Gülten Akın, one of the first prominent women poets in modern Turkish literature, speaks in a lyrical and voluble tone, which is deeply critical and political without turning into propoganda. Her poetry manages to establish a balance between intimate self-reflection and provocative dialogue.In her work, Akin addresses themes within a traditional, patriarchal society from a woman's point of view. Her socially responsible intellectual position led her to formulate a communicative language to deal with issues of economic and gender inequality.
After studying law, Akin first worked as a solicitor and a teacher, then became a literary critic and essayist, whilst at the same time leading the human rights organisation that she herself founded.
Akin, who started to publish poetry in 1951, lived in several provinces in Turkey, working as a lawyer, an assistant lawyer and a teacher as her husband's position as provincial governor meant that they were constantly moving around the country.

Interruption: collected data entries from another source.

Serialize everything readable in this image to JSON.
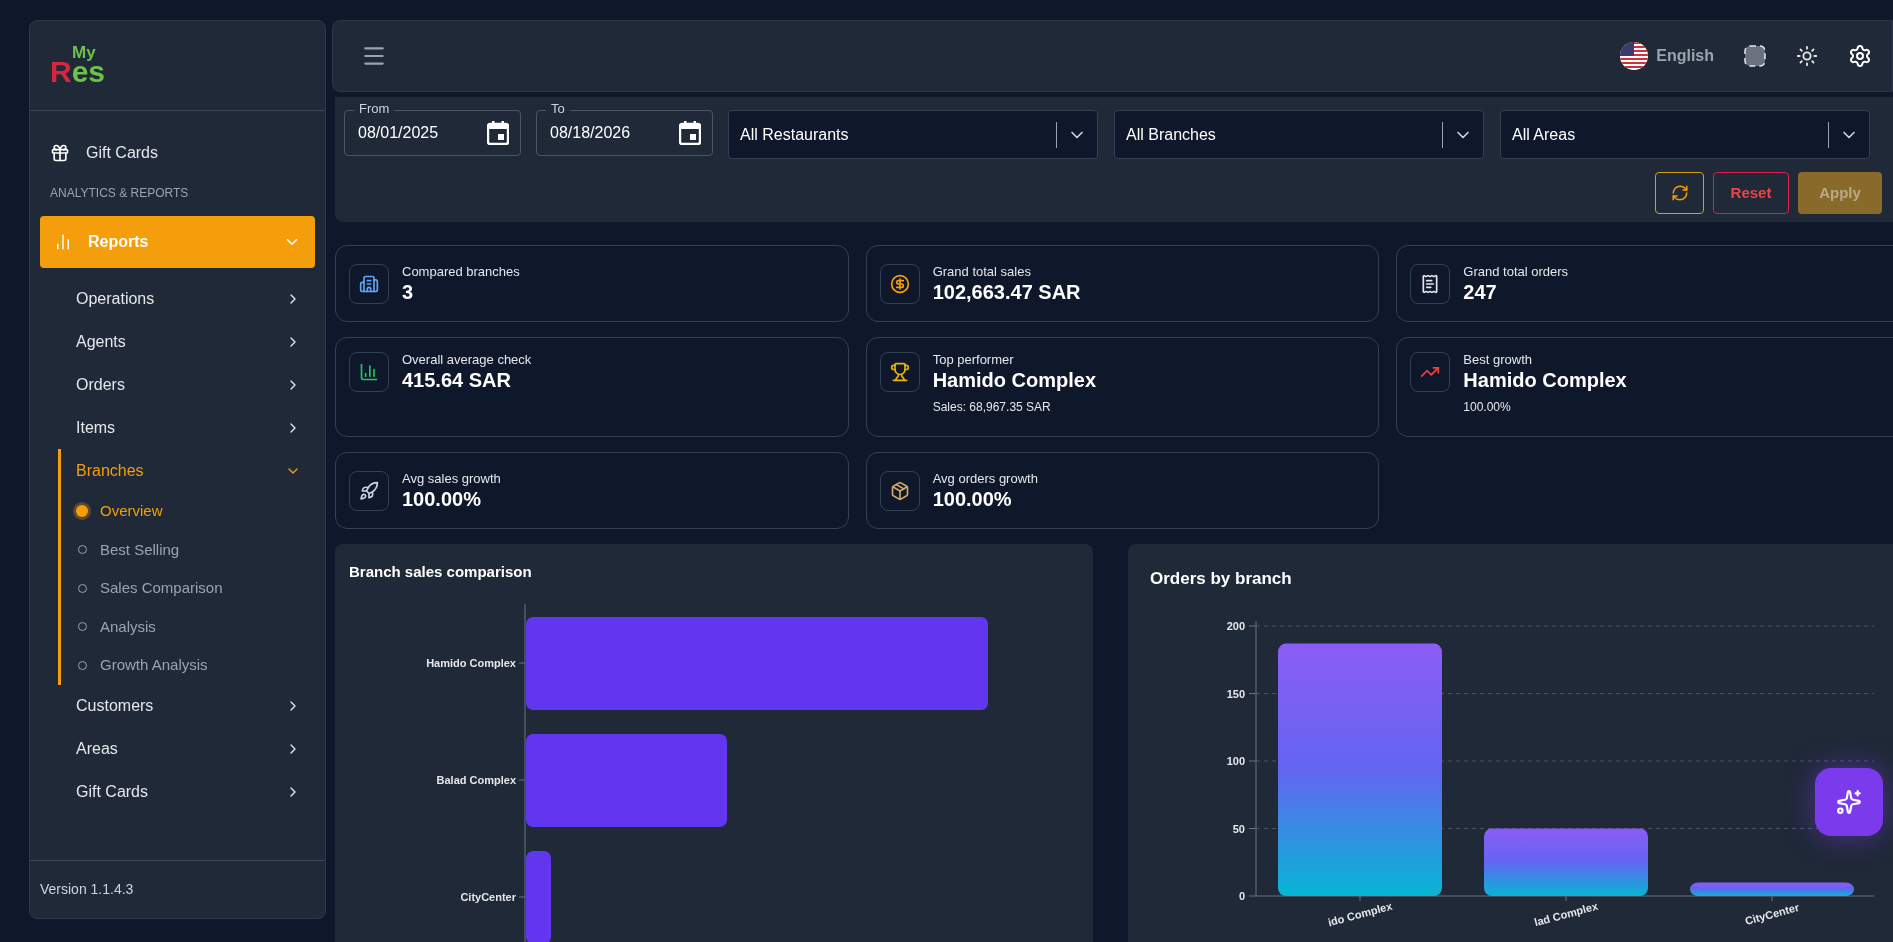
{
  "sidebar": {
    "logo": {
      "top": "My",
      "initial": "R",
      "rest": "es"
    },
    "items": [
      {
        "label": "Gift Cards",
        "kind": "link"
      }
    ],
    "section": "ANALYTICS & REPORTS",
    "group": {
      "label": "Reports",
      "expanded": true,
      "children": [
        {
          "label": "Operations",
          "expanded": false
        },
        {
          "label": "Agents",
          "expanded": false
        },
        {
          "label": "Orders",
          "expanded": false
        },
        {
          "label": "Items",
          "expanded": false
        },
        {
          "label": "Branches",
          "expanded": true,
          "children": [
            {
              "label": "Overview",
              "selected": true
            },
            {
              "label": "Best Selling",
              "selected": false
            },
            {
              "label": "Sales Comparison",
              "selected": false
            },
            {
              "label": "Analysis",
              "selected": false
            },
            {
              "label": "Growth Analysis",
              "selected": false
            }
          ]
        },
        {
          "label": "Customers",
          "expanded": false
        },
        {
          "label": "Areas",
          "expanded": false
        },
        {
          "label": "Gift Cards",
          "expanded": false
        }
      ]
    },
    "version": "Version 1.1.4.3"
  },
  "top_bar": {
    "language": "English"
  },
  "filters": {
    "dates": [
      {
        "label": "From",
        "value": "08/01/2025"
      },
      {
        "label": "To",
        "value": "08/18/2026"
      }
    ],
    "selects": [
      "All Restaurants",
      "All Branches",
      "All Areas"
    ],
    "reset": "Reset",
    "apply": {
      "label": "Apply",
      "disabled": true
    }
  },
  "cards": [
    {
      "kind": "building",
      "title": "Compared branches",
      "value": "3"
    },
    {
      "kind": "money",
      "title": "Grand total sales",
      "value": "102,663.47 SAR"
    },
    {
      "kind": "receipt",
      "title": "Grand total orders",
      "value": "247"
    },
    {
      "kind": "bars",
      "title": "Overall average check",
      "value": "415.64 SAR"
    },
    {
      "kind": "trophy",
      "title": "Top performer",
      "value": "Hamido Complex",
      "sub": "Sales: 68,967.35 SAR"
    },
    {
      "kind": "growth",
      "title": "Best growth",
      "value": "Hamido Complex",
      "sub": "100.00%"
    },
    {
      "kind": "rocket",
      "title": "Avg sales growth",
      "value": "100.00%"
    },
    {
      "kind": "package",
      "title": "Avg orders growth",
      "value": "100.00%"
    }
  ],
  "branch_sales": {
    "title": "Branch sales comparison",
    "bar_labels": [
      "Hamido Complex",
      "Balad Complex",
      "CityCenter"
    ]
  },
  "orders_chart": {
    "chart_data": {
      "type": "bar",
      "title": "Orders by branch",
      "categories": [
        "ido Complex",
        "lad Complex",
        "CityCenter"
      ],
      "values": [
        187,
        50,
        10
      ],
      "ylim": [
        0,
        200
      ],
      "yticks": [
        0,
        50,
        100,
        150,
        200
      ],
      "grid": true
    }
  }
}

The poet and her family settled in Ankara, where she worked at the Turkish Language Association, the regulatory body of the Turkish language, and became a member of the Editorial Team at the Ministry of Culture before the 1980 military coup. She also helped to establish many democratic non-governmental organizations.
As well as numerous other prizes, Gülten Akin won the 1961 and 1971 Turkish Language Association Award for Poetry and in 1992 the Sedat Simavi Literature Award.